Chairman of US senate foreign relations committee says such plan should be readied to protect population from Gaddafi.
|Gaddafi and Medvedev in 2009, a year after the two discussed opening a Russian naval base in Libya [EPA]|
Russia has banned all weapons sales to Libya, effectively suspending its arms contracts with the government of
A Kremlin statement released on Thursday indicated that an order signed by Dmitry Medvedev, the Russian president, “bans the export from the Russian Federation to Libya as well as the sale, delivery and transfer… of all types of arms and related materials, including weapons and ammunition, combat vehicles and military hardware”.
Although Russia is party to the UN resolution passed on February 26 that bans weapons sales to Libya, Al Jazeera’s Neave Barker, reporting from Moscow, said that the decree seemed to be a reinforcement of that embargo.
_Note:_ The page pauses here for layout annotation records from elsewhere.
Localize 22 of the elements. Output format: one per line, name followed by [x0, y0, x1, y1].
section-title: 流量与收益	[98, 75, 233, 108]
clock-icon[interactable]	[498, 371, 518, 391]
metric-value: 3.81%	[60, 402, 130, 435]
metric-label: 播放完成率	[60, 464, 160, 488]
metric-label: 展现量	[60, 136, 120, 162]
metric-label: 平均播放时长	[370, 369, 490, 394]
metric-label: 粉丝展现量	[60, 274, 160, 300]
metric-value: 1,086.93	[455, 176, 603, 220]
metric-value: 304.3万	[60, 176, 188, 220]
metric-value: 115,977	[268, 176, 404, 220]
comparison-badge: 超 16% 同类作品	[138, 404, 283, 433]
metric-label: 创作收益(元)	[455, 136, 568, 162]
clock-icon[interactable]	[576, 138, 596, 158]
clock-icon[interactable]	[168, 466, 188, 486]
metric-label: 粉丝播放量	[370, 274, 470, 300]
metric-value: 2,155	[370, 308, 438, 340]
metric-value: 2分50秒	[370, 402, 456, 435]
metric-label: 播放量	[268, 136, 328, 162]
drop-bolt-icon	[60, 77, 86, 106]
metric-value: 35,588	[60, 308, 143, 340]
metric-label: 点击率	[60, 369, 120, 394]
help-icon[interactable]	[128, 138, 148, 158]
Russia, the world’s second-largest arms exporter after the United States, was one of the main suppliers of weapons to Libya.
Our correspondent said that the decree was seen as “perhaps a bold move forward for the Russians” as “Libya had been – in the second half of the 20th century, at least – the biggest buyer of Russian weapons anywhere in the world.”
A senior Russian arms official said last week the unrest in Libya had cost Moscow $4bn in arms deals.
The daily Kommersant newspaper cited a source last week as saying Russia had $2bn worth of arms contracts with Libya and was close to concluding deals to sell military aircraft and anti-aircraft missiles worth another $1.8bn.
The Kremlin said it would inspect any suspect cargo to and from Libya to ensure compliance with the ban.
Meanwhile Germany has frozen Libyan government bank accounts held in the country, according to the Reuters news agency.
It said the German economy ministry announced a freeze on accounts held by the Libyan central bank and the Libyan investment authority.
The move follows UN sanctions against Libya that Gaddafi’s global assets frozen in Britain, Canada, the US and Switzerland, and comes as Nato and EU officials are due to meet over the situation in Libya.
Politicians are discussing military, humanitarian and economic options in response to the crisis, including the possibility of a no-fly zone.
Italy, whose bases could play a critical role in any military intervention, has said it will back decisions taken by Nato, the EU or the United Nations.
Anders Fogh Rasmussen, secretary-general of the military alliance, said on Wednesday the bloc could “respond at very short notice” if requested, but that it was “not looking to intervene in Libya”.